I don't think much of NOTES. I'd blog about it but haven't seen many recent papers about it.
If the goal is to be less invasive, maybe look into an all 5mm approach. There is now a 5mm pouch and hassan on the market.
Rob, that might work except not many gallbladders are going to come out through a 5 mm incision.
That's what I thought, but about 70% of the time the gall bladder can come out without extending the incision, especially cases of billiary diskenesia and sludge. Of course larger stones will require extending the incision, but at least the patient gets the chance to have a smaller umbilical incision to start. Here is a study I ready about it http://www.ncbi.nlm.nih.gov/pubmed/15471020.
Love this forum!
No way that 70% of GBs come out through a 5 mm incision. That reference you cite is from 8 years ago. There must be a reason that the technique didn't catch on. It's not practical.
They open or decompress the gallbladder prior to taking it out in the all 5mm approach.
As for SILS, there may not be much of a benefit in cholecystectomies and appendectomies, but I have done inguinal hernias and colon resections this way and have seen excellent results.
I don't care how much you decompress the gallbladder, it's very difficult to remove any GB through a 5 mm incision. See my post on minimally invasive cholecystectomy via the penis. I's number 3 on my all time most viewed posts above and to your right.
Hernias would work because there is no specimen. Colon resections maybe, but the specimen can be quite large too.
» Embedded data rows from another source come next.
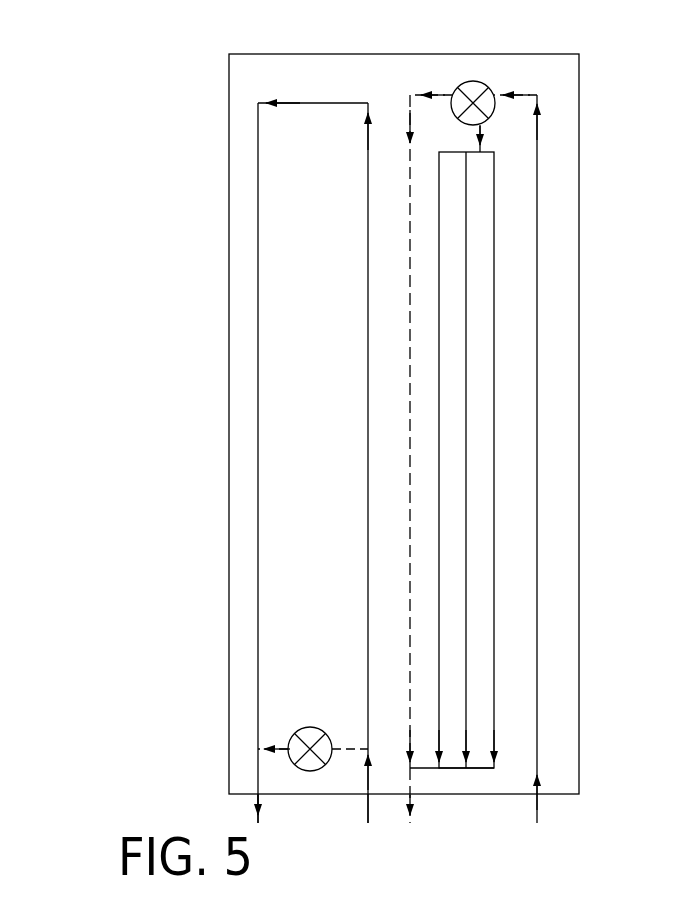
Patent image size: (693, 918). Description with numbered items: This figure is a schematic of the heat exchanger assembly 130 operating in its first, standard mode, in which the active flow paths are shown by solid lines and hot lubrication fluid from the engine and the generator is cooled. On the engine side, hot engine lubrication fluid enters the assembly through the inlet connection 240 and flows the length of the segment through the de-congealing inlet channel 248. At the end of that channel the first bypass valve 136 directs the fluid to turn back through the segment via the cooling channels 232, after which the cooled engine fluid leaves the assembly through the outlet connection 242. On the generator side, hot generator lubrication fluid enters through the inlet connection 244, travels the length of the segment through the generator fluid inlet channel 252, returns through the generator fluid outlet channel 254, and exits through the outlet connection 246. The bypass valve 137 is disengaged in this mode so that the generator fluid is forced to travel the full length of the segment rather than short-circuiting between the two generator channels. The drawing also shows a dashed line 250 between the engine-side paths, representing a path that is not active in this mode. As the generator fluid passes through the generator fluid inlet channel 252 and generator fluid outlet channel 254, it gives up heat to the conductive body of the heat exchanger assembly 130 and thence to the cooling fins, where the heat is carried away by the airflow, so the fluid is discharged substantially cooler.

The heat exchanger assembly 130 is at (597, 421).
The first bypass valve 136 is at (470, 81).
The bypass valve 137 is at (308, 728).
The cooling channels 232 is at (439, 290).
The inlet connection 240 is at (537, 805).
The outlet connection 242 is at (412, 800).
The inlet connection 244 is at (368, 812).
The outlet connection 246 is at (262, 800).
The de-congealing inlet channel 248 is at (537, 547).
The bypass line 250 is at (410, 440).
The generator fluid inlet channel 252 is at (368, 533).
The generator fluid outlet channel 254 is at (258, 631).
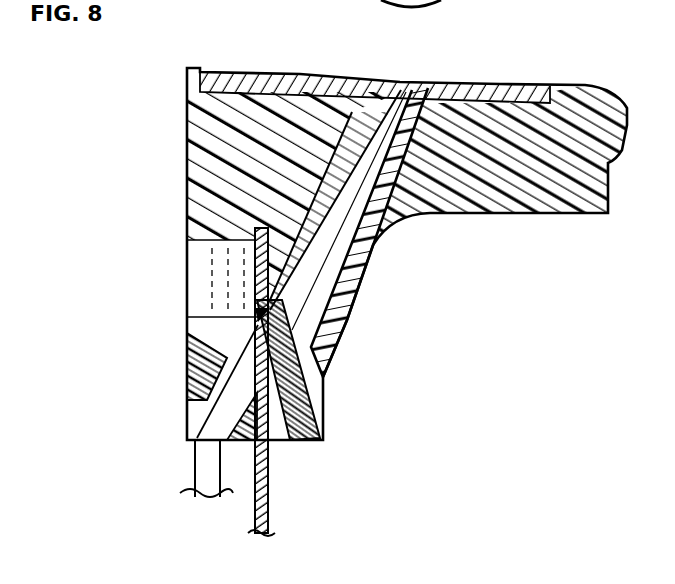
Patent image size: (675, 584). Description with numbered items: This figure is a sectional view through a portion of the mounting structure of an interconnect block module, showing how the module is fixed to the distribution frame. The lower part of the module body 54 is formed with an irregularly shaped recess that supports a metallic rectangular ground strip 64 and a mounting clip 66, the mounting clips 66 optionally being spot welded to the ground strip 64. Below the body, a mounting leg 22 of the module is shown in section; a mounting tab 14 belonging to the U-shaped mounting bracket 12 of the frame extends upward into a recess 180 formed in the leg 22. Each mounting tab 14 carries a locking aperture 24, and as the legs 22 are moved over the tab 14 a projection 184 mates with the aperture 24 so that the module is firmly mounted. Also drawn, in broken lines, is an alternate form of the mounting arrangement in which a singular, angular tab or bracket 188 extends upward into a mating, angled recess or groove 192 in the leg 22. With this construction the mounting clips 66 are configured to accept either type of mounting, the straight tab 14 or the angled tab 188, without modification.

The mounting bracket 12 is at (273, 505).
The mounting tab 14 is at (262, 452).
The mounting leg 22 is at (348, 322).
The locking aperture 24 is at (187, 353).
The module body 54 is at (555, 205).
The ground strip 64 is at (404, 53).
The mounting clip 66 is at (303, 417).
The recess 180 is at (262, 236).
The projection 184 is at (187, 317).
The angular tab 188 is at (320, 177).
The angled recess 192 is at (327, 147).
I believe you are correct in some regards, but in others you are possibly tarring all single port devices and surgeries with the same brush. Yes there are devices on the market which are creating 25-30mm incisions - but there are also devices which create a single incision the exact same size as a 12mm trocar (Which is needed anyway to get the Gallbladder out). I believe some manufacturers acted irresponsibly in the beginning - handing out bad ports and simply saying "here you go doc, do single port surgery" and because these ports were being pushed by large corporations, the less well known devices were negatively included under the SILS umbrella, and therefore branded with the same issues.
If you give a surgeon a port and just send him off, it is going to be extremely difficult, if not impossible to perform a procedure safely - but if you provide him with the necessary components, i.e. a good port, a good technique, the right instrumentation and adequate training, I guarantee that with a few cases under his belt, he can do that procedure through the same Umbilical incision as you already use, with the exact same critical view (better with a flexible scope), as safely, and in the same time as a standard four port procedure. There is some very good work being done, and over the next few months it will be clear what single port surgery can be when all the necessary components are in place. We are still in the early stages of single port surgery, so I believe we should keep an open mind, take small, safe steps and hopefully evolve laparoscopic surgery a little more.
For these reasons I propose: If single port surgery had been invented first, introduced with a reproducible and teachable technique, the right instrumentation and some ground rules, people would consider adding extra 3 punctures as unnecessary and almost cruel
Trevor, thanks for the detailed and thoughtful comments. I guess time will tell regarding single-port procedures. If I needed my gallbladder removed right now, I would prefer the 4-port operation. I wonder what most surgeons would say?
Thank you to the link to the paper discussing the single-port vs.standard laparoscopic cholecystectomy. I have been looking for this information.
If you are considering a single-port cholecystectomy, make sure you find a surgeon who has a lot of experience. It might not be easy to find because data are not public. Make sure you ask about hernia rates. Hernias appear to be more common after single-incision cholecystectomy.